Wednesday, September 29, 2010

Multiple Perspectives

I actually think this is one of the easiest standards of Depth and Complexity to teach...unless of course, you are teaching to little ones who see the world as it revolves around them! :) If you do lessons on it often enough, however, they will get the hang of it. We have already written this year from the perspective of everything from a barn to a pumpkin.

After finishing our first chapter read-aloud The Wizard of Oz, I was looking for a project for them to complete as kind of a culmination to our activities. I had them choose one character, make a likeness using a wire hanger and construction paper, then write about the adventure from that character's perspective. The favorite choice of the kids was Toto, of course, he did have a different perspective from everyone else being so close to the ground most of the time. I ask them to put themselves in that character's shoes--what do you see, hear, feel, what do you dream about? They did a pretty good job coming up with some unique viewpoints.

Saturday, September 18, 2010

Recreating Old Sayings

My students aren't very familiar with a lot of sayings -"two wrongs don't make a right", "the early bird catches the worm". As a different kind of writing assignment I gave them the beginnings of some of these old adages and asked them to finish them. They had: A rolling stone...., A bird in the hand...., and A stich in time..... I thought several of them had very creative responses. I was very surprised one of them actually referred to the rock band The Rolling Stones--thank goodness for the rock video games! :)

Friday, September 10, 2010

Donorschoose Site

For those of you who are teachers, Donorschoose is an excellent resource for materials for your classroom. An incredible painless process of writing a proposal then shopping for supplies.
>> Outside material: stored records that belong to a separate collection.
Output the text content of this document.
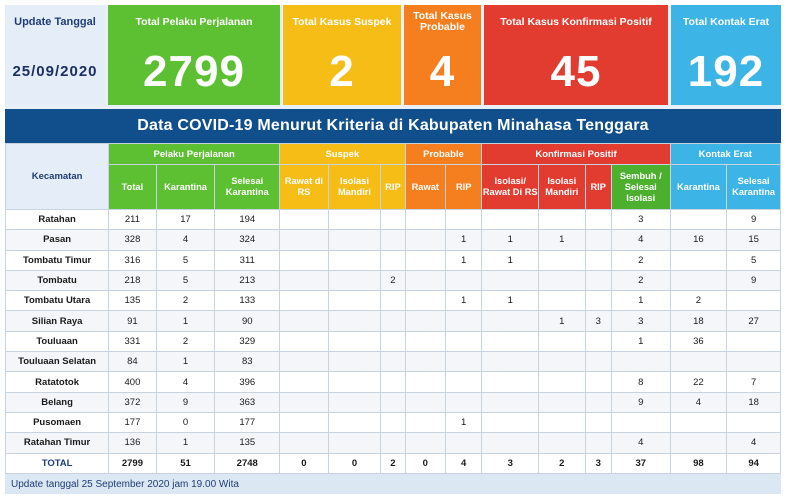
Update Tanggal
25/09/2020
Total Pelaku Perjalanan
2799
Total Kasus Suspek
2
Total Kasus
Probable
4
Total Kasus Konfirmasi Positif
45
Total Kontak Erat
192
Data COVID-19 Menurut Kriteria di Kabupaten Minahasa Tenggara
Kecamatan	Pelaku Perjalanan			Suspek			Probable		Konfirmasi Positif				Kontak Erat	
	Total	Karantina	Selesai Karantina	Rawat di RS	Isolasi Mandiri	RIP	Rawat	RIP	Isolasi/ Rawat Di RS	Isolasi Mandiri	RIP	Sembuh / Selesai Isolasi	Karantina	Selesai Karantina
Ratahan	211	17	194									3		9
Pasan	328	4	324					1	1	1		4	16	15
Tombatu Timur	316	5	311					1	1			2		5
Tombatu	218	5	213			2						2		9
Tombatu Utara	135	2	133					1	1			1	2	
Silian Raya	91	1	90							1	3	3	18	27
Touluaan	331	2	329									1	36	
Touluaan Selatan	84	1	83											
Ratatotok	400	4	396									8	22	7
Belang	372	9	363									9	4	18
Pusomaen	177	0	177					1						
Ratahan Timur	136	1	135									4		4
TOTAL	2799	51	2748	0	0	2	0	4	3	2	3	37	98	94
Update tanggal 25 September 2020 jam 19.00 Wita
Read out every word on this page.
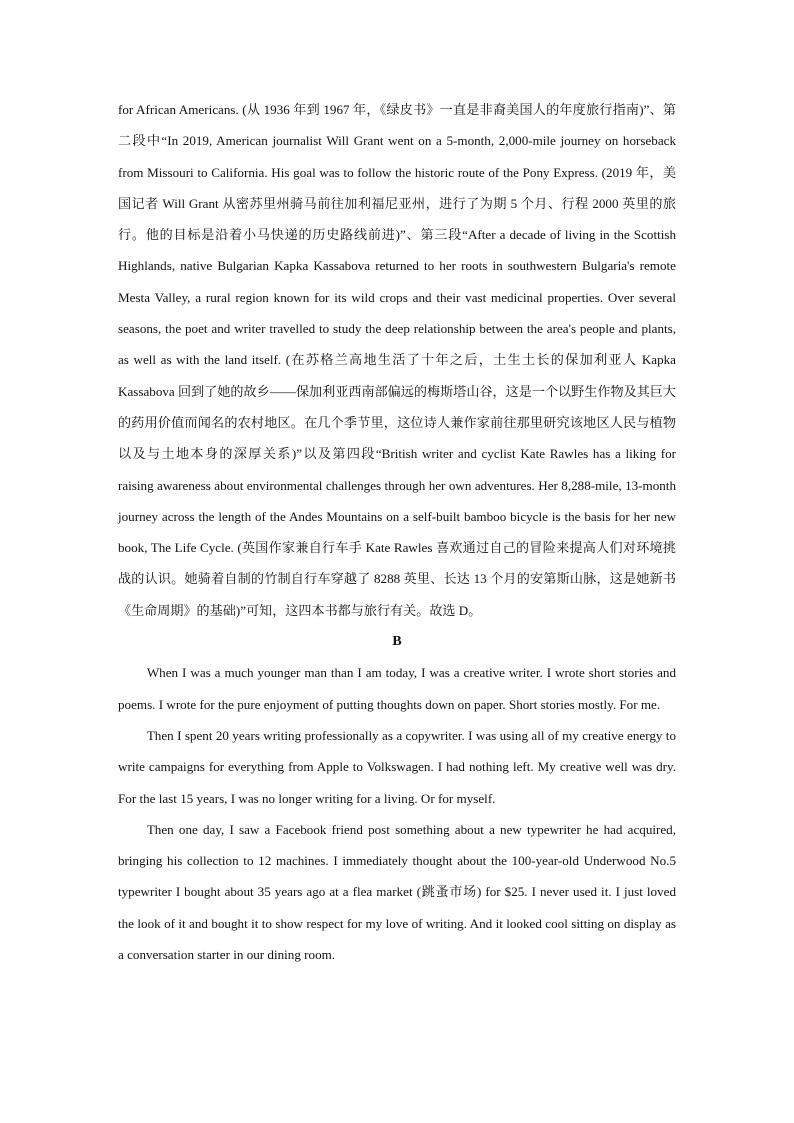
for African Americans. (从 1936 年到 1967 年，《绿皮书》一直是非裔美国人的年度旅行指南)”、第二段中“In 2019, American journalist Will Grant went on a 5-month, 2,000-mile journey on horseback from Missouri to California. His goal was to follow the historic route of the Pony Express. (2019 年，美国记者 Will Grant 从密苏里州骑马前往加利福尼亚州，进行了为期 5 个月、行程 2000 英里的旅行。他的目标是沿着小马快递的历史路线前进)”、第三段“After a decade of living in the Scottish Highlands, native Bulgarian Kapka Kassabova returned to her roots in southwestern Bulgaria's remote Mesta Valley, a rural region known for its wild crops and their vast medicinal properties. Over several seasons, the poet and writer travelled to study the deep relationship between the area's people and plants, as well as with the land itself. (在苏格兰高地生活了十年之后，土生土长的保加利亚人 Kapka Kassabova 回到了她的故乡——保加利亚西南部偏远的梅斯塔山谷，这是一个以野生作物及其巨大的药用价值而闻名的农村地区。在几个季节里，这位诗人兼作家前往那里研究该地区人民与植物以及与土地本身的深厚关系)”以及第四段“British writer and cyclist Kate Rawles has a liking for raising awareness about environmental challenges through her own adventures. Her 8,288-mile, 13-month journey across the length of the Andes Mountains on a self-built bamboo bicycle is the basis for her new book, The Life Cycle. (英国作家兼自行车手 Kate Rawles 喜欢通过自己的冒险来提高人们对环境挑战的认识。她骑着自制的竹制自行车穿越了 8288 英里、长达 13 个月的安第斯山脉，这是她新书《生命周期》的基础)”可知，这四本书都与旅行有关。故选 D。

B

When I was a much younger man than I am today, I was a creative writer. I wrote short stories and poems. I wrote for the pure enjoyment of putting thoughts down on paper. Short stories mostly. For me.

Then I spent 20 years writing professionally as a copywriter. I was using all of my creative energy to write campaigns for everything from Apple to Volkswagen. I had nothing left. My creative well was dry. For the last 15 years, I was no longer writing for a living. Or for myself.

Then one day, I saw a Facebook friend post something about a new typewriter he had acquired, bringing his collection to 12 machines. I immediately thought about the 100-year-old Underwood No.5 typewriter I bought about 35 years ago at a flea market (跳蚤市场) for $25. I never used it. I just loved the look of it and bought it to show respect for my love of writing. And it looked cool sitting on display as a conversation starter in our dining room.
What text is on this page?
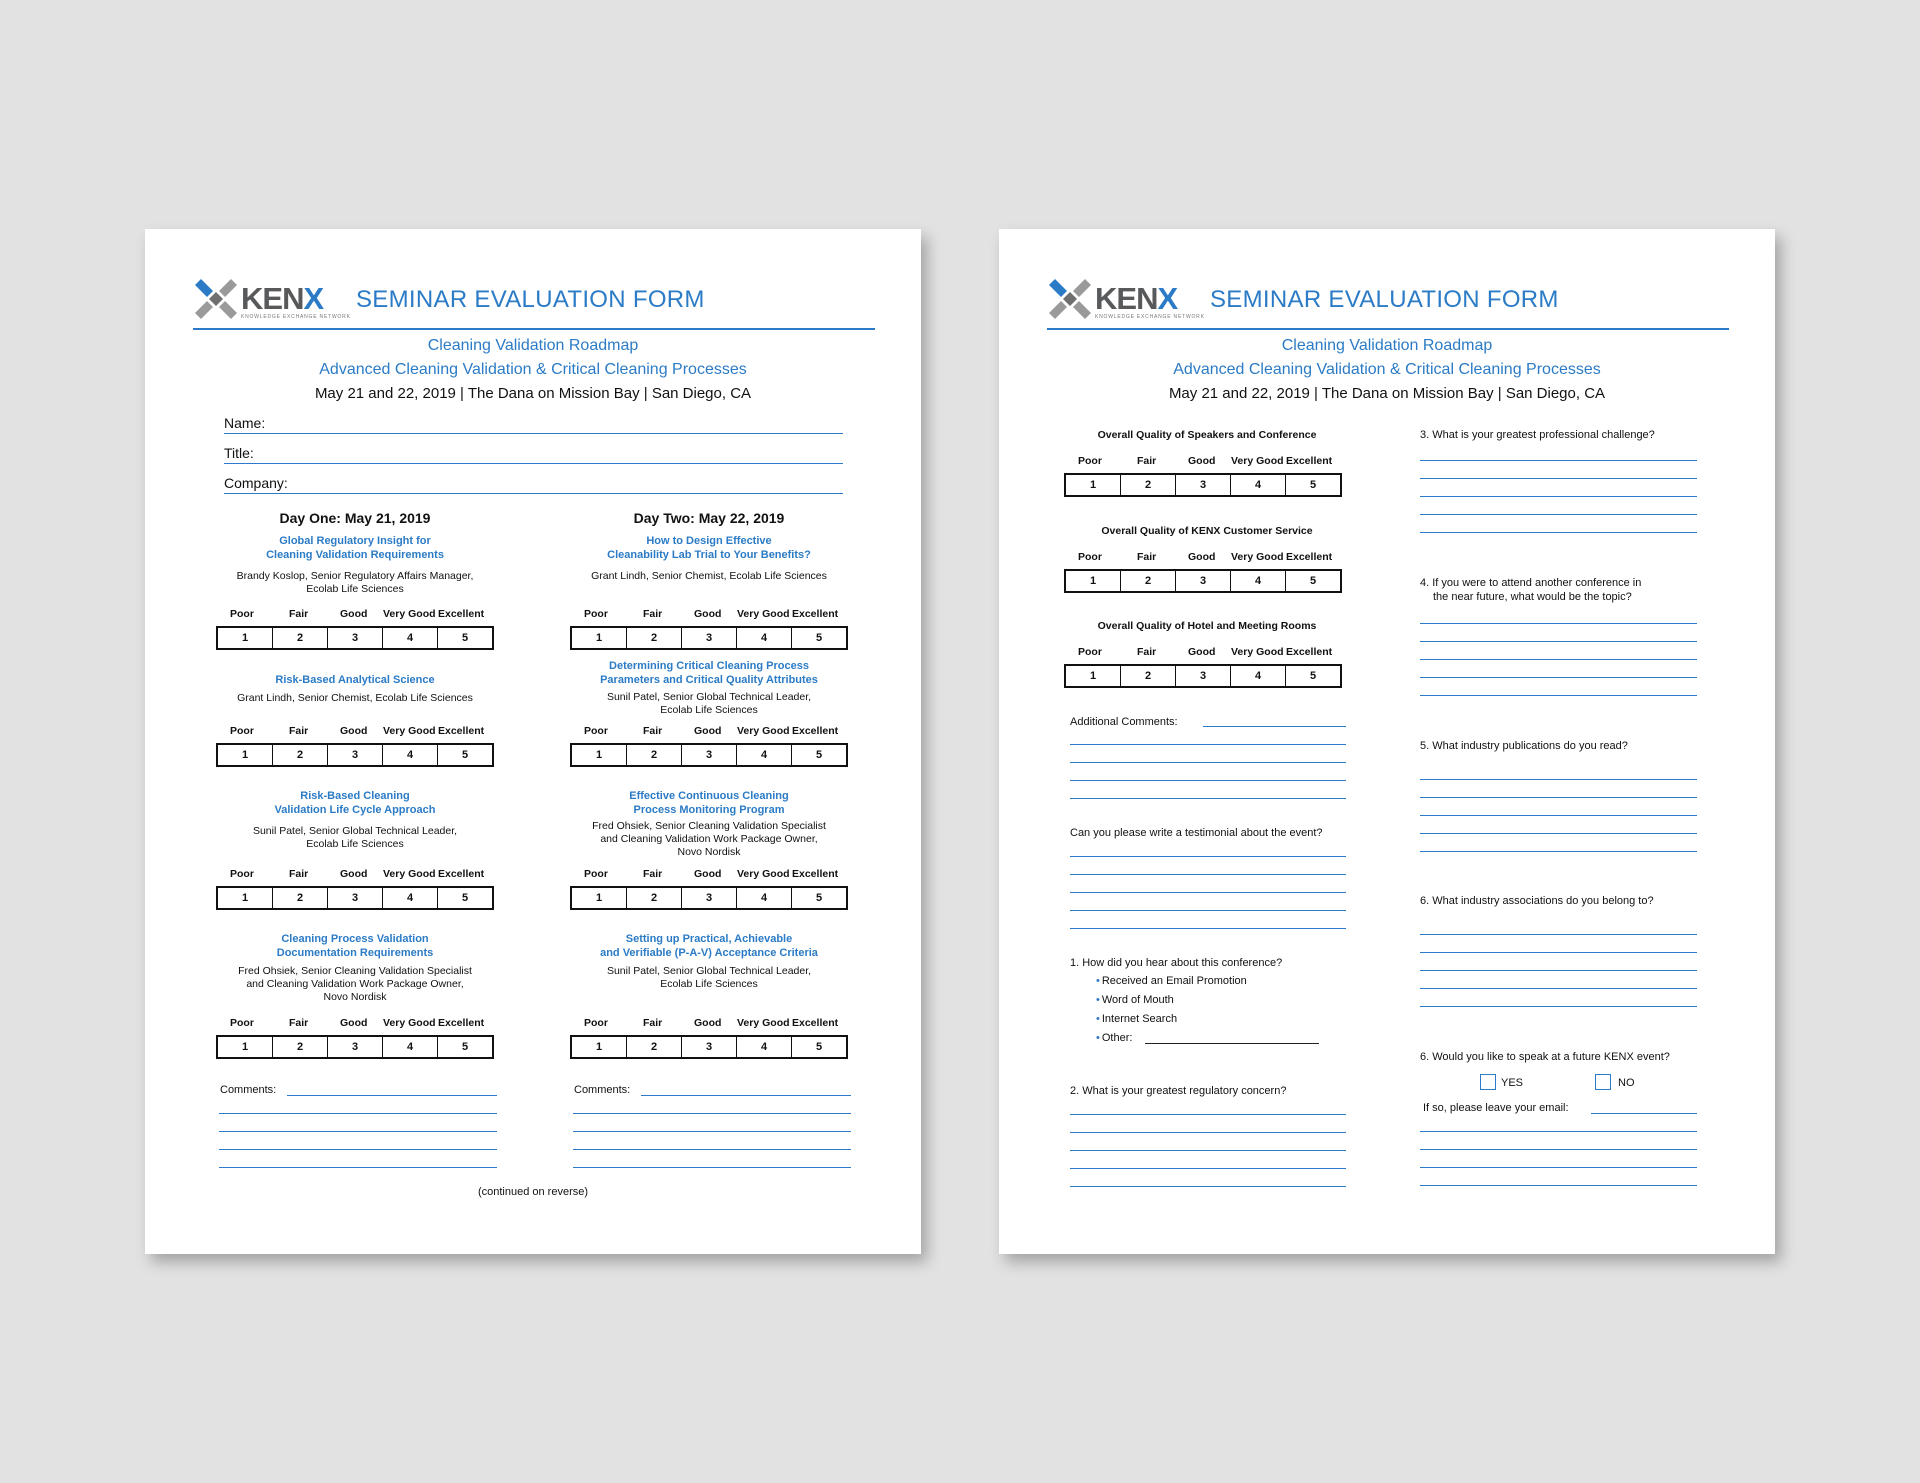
KENX
KNOWLEDGE EXCHANGE NETWORK
SEMINAR EVALUATION FORM
Cleaning Validation Roadmap
Advanced Cleaning Validation & Critical Cleaning Processes
May 21 and 22, 2019 | The Dana on Mission Bay | San Diego, CA
Name:
Title:
Company:
Day One: May 21, 2019	Day Two: May 22, 2019
Global Regulatory Insight for
Cleaning Validation Requirements
Brandy Koslop, Senior Regulatory Affairs Manager,
Ecolab Life Sciences
Risk-Based Analytical Science
Grant Lindh, Senior Chemist, Ecolab Life Sciences
Risk-Based Cleaning
Validation Life Cycle Approach
Sunil Patel, Senior Global Technical Leader,
Ecolab Life Sciences
Cleaning Process Validation
Documentation Requirements
Fred Ohsiek, Senior Cleaning Validation Specialist
and Cleaning Validation Work Package Owner,
Novo Nordisk
How to Design Effective
Cleanability Lab Trial to Your Benefits?
Grant Lindh, Senior Chemist, Ecolab Life Sciences
Determining Critical Cleaning Process
Parameters and Critical Quality Attributes
Sunil Patel, Senior Global Technical Leader,
Ecolab Life Sciences
Effective Continuous Cleaning
Process Monitoring Program
Fred Ohsiek, Senior Cleaning Validation Specialist
and Cleaning Validation Work Package Owner,
Novo Nordisk
Setting up Practical, Achievable
and Verifiable (P-A-V) Acceptance Criteria
Sunil Patel, Senior Global Technical Leader,
Ecolab Life Sciences
Poor	Fair	Good Very Good Excellent
1	2	3	4	5
Poor	Fair	Good Very Good Excellent
1	2	3	4	5
Poor	Fair	Good Very Good Excellent
1	2	3	4	5
Poor	Fair	Good Very Good Excellent
1	2	3	4	5
Poor	Fair	Good Very Good Excellent
1	2	3	4	5
Poor	Fair	Good Very Good Excellent
1	2	3	4	5
Poor	Fair	Good Very Good Excellent
1	2	3	4	5
Poor	Fair	Good Very Good Excellent
1	2	3	4	5
Comments:	Comments:
(continued on reverse)
KENX
KNOWLEDGE EXCHANGE NETWORK
SEMINAR EVALUATION FORM
Cleaning Validation Roadmap
Advanced Cleaning Validation & Critical Cleaning Processes
May 21 and 22, 2019 | The Dana on Mission Bay | San Diego, CA
Overall Quality of Speakers and Conference
Poor	Fair	Good Very Good Excellent
1	2	3	4	5
Overall Quality of KENX Customer Service
Poor	Fair	Good Very Good Excellent
1	2	3	4	5
Overall Quality of Hotel and Meeting Rooms
Poor	Fair	Good Very Good Excellent
1	2	3	4	5
Additional Comments:
Can you please write a testimonial about the event?
1. How did you hear about this conference?
• Received an Email Promotion
• Word of Mouth
• Internet Search
• Other:
2. What is your greatest regulatory concern?
3. What is your greatest professional challenge?
4. If you were to attend another conference in
the near future, what would be the topic?
5. What industry publications do you read?
6. What industry associations do you belong to?
6. Would you like to speak at a future KENX event?
YES	NO
If so, please leave your email:
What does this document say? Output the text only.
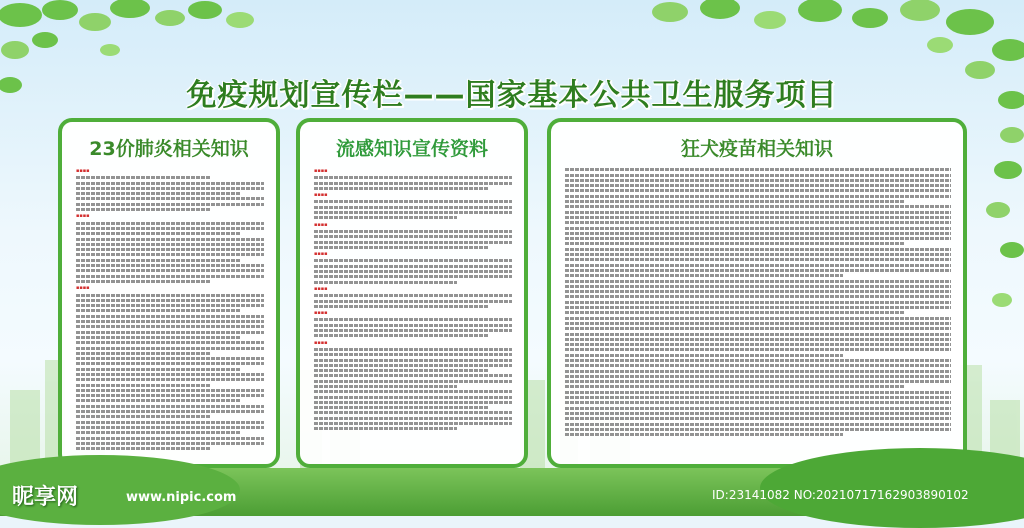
免疫规划宣传栏——国家基本公共卫生服务项目
23价肺炎相关知识
▪▪▪▪
▪▪▪▪
▪▪▪▪
流感知识宣传资料
▪▪▪▪
▪▪▪▪
▪▪▪▪
▪▪▪▪
▪▪▪▪
▪▪▪▪
▪▪▪▪
狂犬疫苗相关知识
昵享网	www.nipic.com	ID:23141082 NO:20210717162903890102
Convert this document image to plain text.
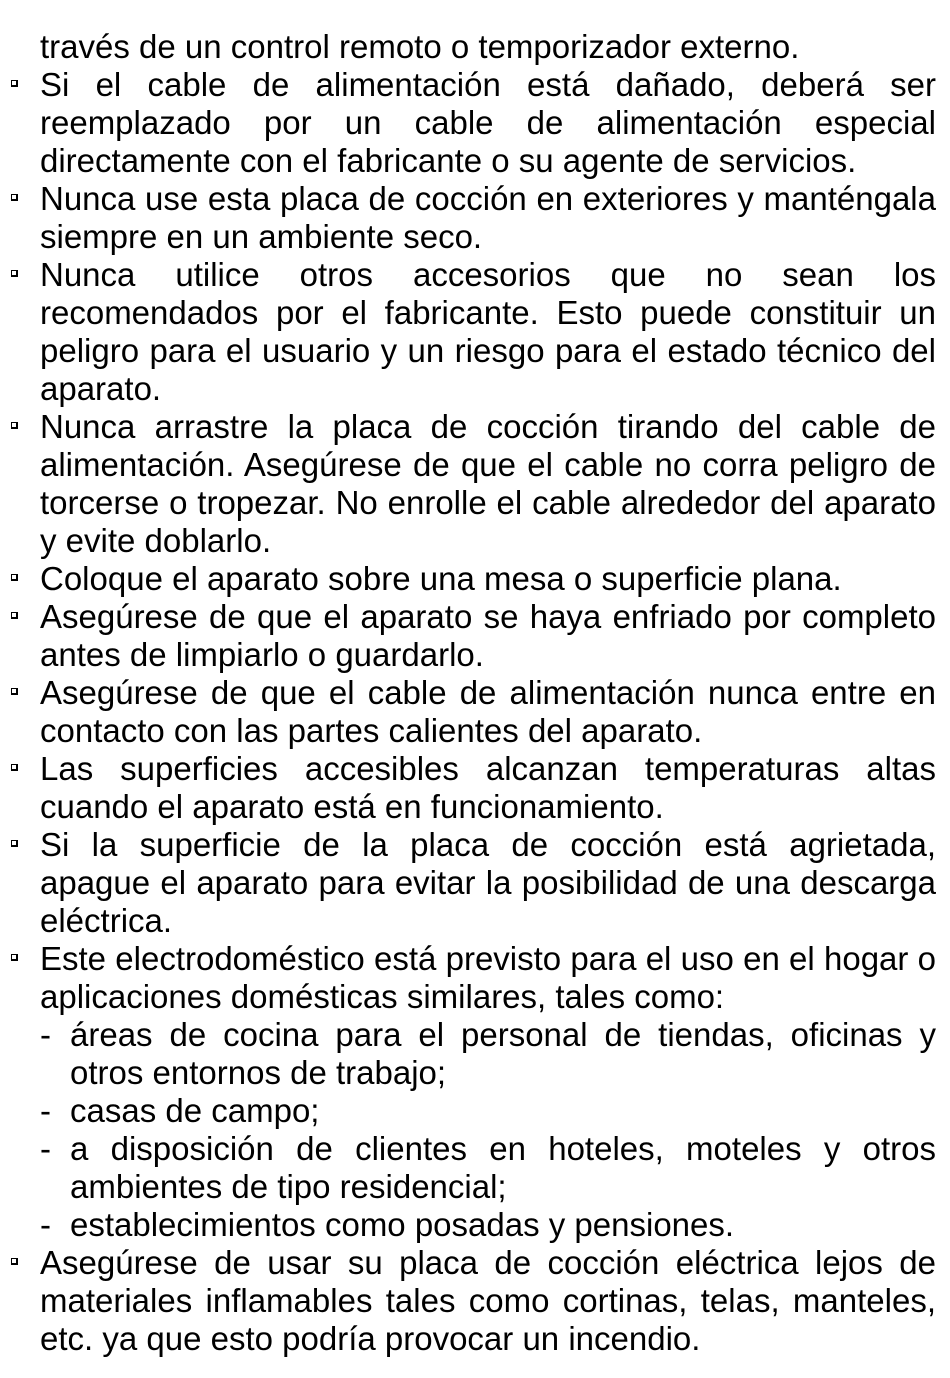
través de un control remoto o temporizador externo.

Si el cable de alimentación está dañado, deberá ser reemplazado por un cable de alimentación especial directamente con el fabricante o su agente de servicios.
Nunca use esta placa de cocción en exteriores y manténgala siempre en un ambiente seco.
Nunca utilice otros accesorios que no sean los recomendados por el fabricante. Esto puede constituir un peligro para el usuario y un riesgo para el estado técnico del aparato.
Nunca arrastre la placa de cocción tirando del cable de alimentación. Asegúrese de que el cable no corra peligro de torcerse o tropezar. No enrolle el cable alrededor del aparato y evite doblarlo.
Coloque el aparato sobre una mesa o superficie plana.
Asegúrese de que el aparato se haya enfriado por completo antes de limpiarlo o guardarlo.
Asegúrese de que el cable de alimentación nunca entre en contacto con las partes calientes del aparato.
Las superficies accesibles alcanzan temperaturas altas cuando el aparato está en funcionamiento.
Si la superficie de la placa de cocción está agrietada, apague el aparato para evitar la posibilidad de una descarga eléctrica.
Este electrodoméstico está previsto para el uso en el hogar o aplicaciones domésticas similares, tales como:
- áreas de cocina para el personal de tiendas, oficinas y otros entornos de trabajo;
- casas de campo;
- a disposición de clientes en hoteles, moteles y otros ambientes de tipo residencial;
- establecimientos como posadas y pensiones.
Asegúrese de usar su placa de cocción eléctrica lejos de materiales inflamables tales como cortinas, telas, manteles, etc. ya que esto podría provocar un incendio.
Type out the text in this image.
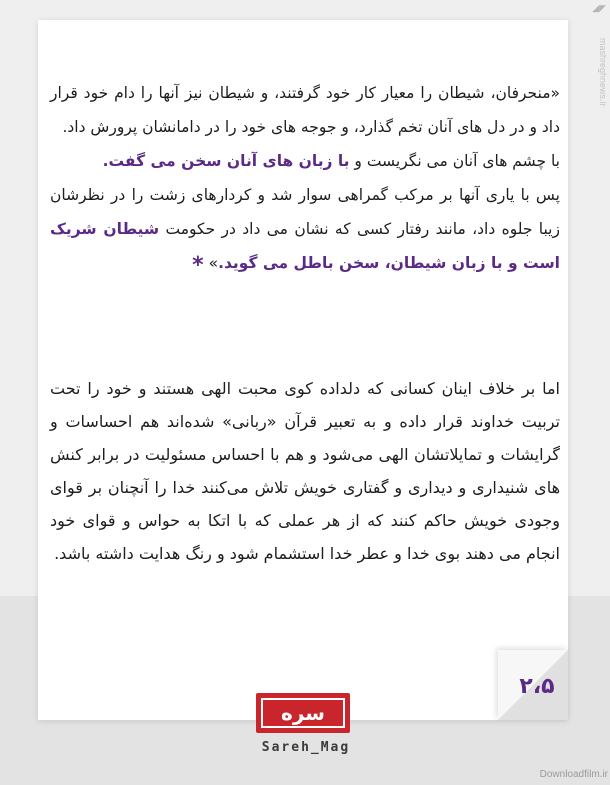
◢◤
mashreghnews.ir

«منحرفان، شیطان را معیار کار خود گرفتند، و شیطان نیز آنها را دام خود قرار داد و در دل های آنان تخم گذارد، و جوجه های خود را در دامانشان پرورش داد.

با چشم های آنان می نگریست و با زبان های آنان سخن می گفت.

پس با یاری آنها بر مرکب گمراهی سوار شد و کردارهای زشت را در نظرشان زیبا جلوه داد، مانند رفتار کسی که نشان می داد در حکومت شیطان شریک است و با زبان شیطان، سخن باطل می گوید.» *

اما بر خلاف اینان کسانی که دلداده کوی محبت الهی هستند و خود را تحت تربیت خداوند قرار داده و به تعبیر قرآن «ربانی» شده‌اند هم احساسات و گرایشات و تمایلاتشان الهی می‌شود و هم با احساس مسئولیت در برابر کنش های شنیداری و دیداری و گفتاری خویش تلاش می‌کنند خدا را آنچنان بر قوای وجودی خویش حاکم کنند که از هر عملی که با اتکا به حواس و قوای خود انجام می دهند بوی خدا و عطر خدا استشمام شود و رنگ هدایت داشته باشد.

۲،۵
سره
Sareh_Mag
Downloadfilm.ir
If you get a minute, will you vote for our project on Limeades for Learning? We're starting late in the game, but have about 20 days to get as many votes as possible. You can vote once a day until the end of September. I love doing art projects with the students to foster creativity, however, the supplies can get expensive. I found these really cool blank hardcover books at Lakeshore so they can become their own authors. I really wanted them to write autobiographies this year-but for 23 students it just really adds up. So if you have a minute drop us a vote-my kids would really appreciate it! :) Gracias!

Thursday, September 9, 2010

Justifying An Opinion

Also a hard thing for young children to do. How often do we hear "because" as a response to why a child believes a certain way? Another project spinning off the Wizard of Oz; in the story the Tin Woodman and the Scarecrow debate the importance of needing a brain or a heart. Both make intriguing arguments. I asked the students to choose a side and then justify their opinion-to give a reason for that belief. This is the first time we have done anything like this, so they will get better, but I thought it was a pretty good first attempt-we may have some future lawyers in this bunch!

Creative Family Trees

We have been working on a Family Unit and I wanted the students to do an exercise purely for the sake of creativity. I wanted them to invent a new way to track a family, instead of a family tree, something else to use. I emphasized to them that no two papers should look the same, that everyone should have an original idea. We saw family treehouses, family pools, family flowers. Here are a few more examples:

Monday, September 6, 2010


So I thought this would be a really challenging concept for my young kiddos. But actually they picked it up quite easily. I never realized these little ones live in a world that's very clearly divided into black and white. I introduced the icon to them and we have been reading the book The Wizard of Oz. I put out the question "what is right or wrong that Dorothy's house killed the Wicked Witch of the East? The class was pretty much divided, so I had them partner with someone who had an opposing viewpoint and discuss their side. I went over the tips for making a good argument (which I'm sure their parents will love me for! :) - not just to say-"it's right because it's right" but to describe why they believe it's right. They talked for a few minutes and then came back and shared their ideas. We went over a few more scenarios that were a little easier for them-you see someone drop $5 - do you give it back, and of course, these innocent little angels would always give it back! You see another student getting bullied, do you do something or just walk away?

It's something we'll continue to revisit throughout the year but it always amazes me how we underestimate what young children can really grasp. They really are capable of understanding some pretty big concepts!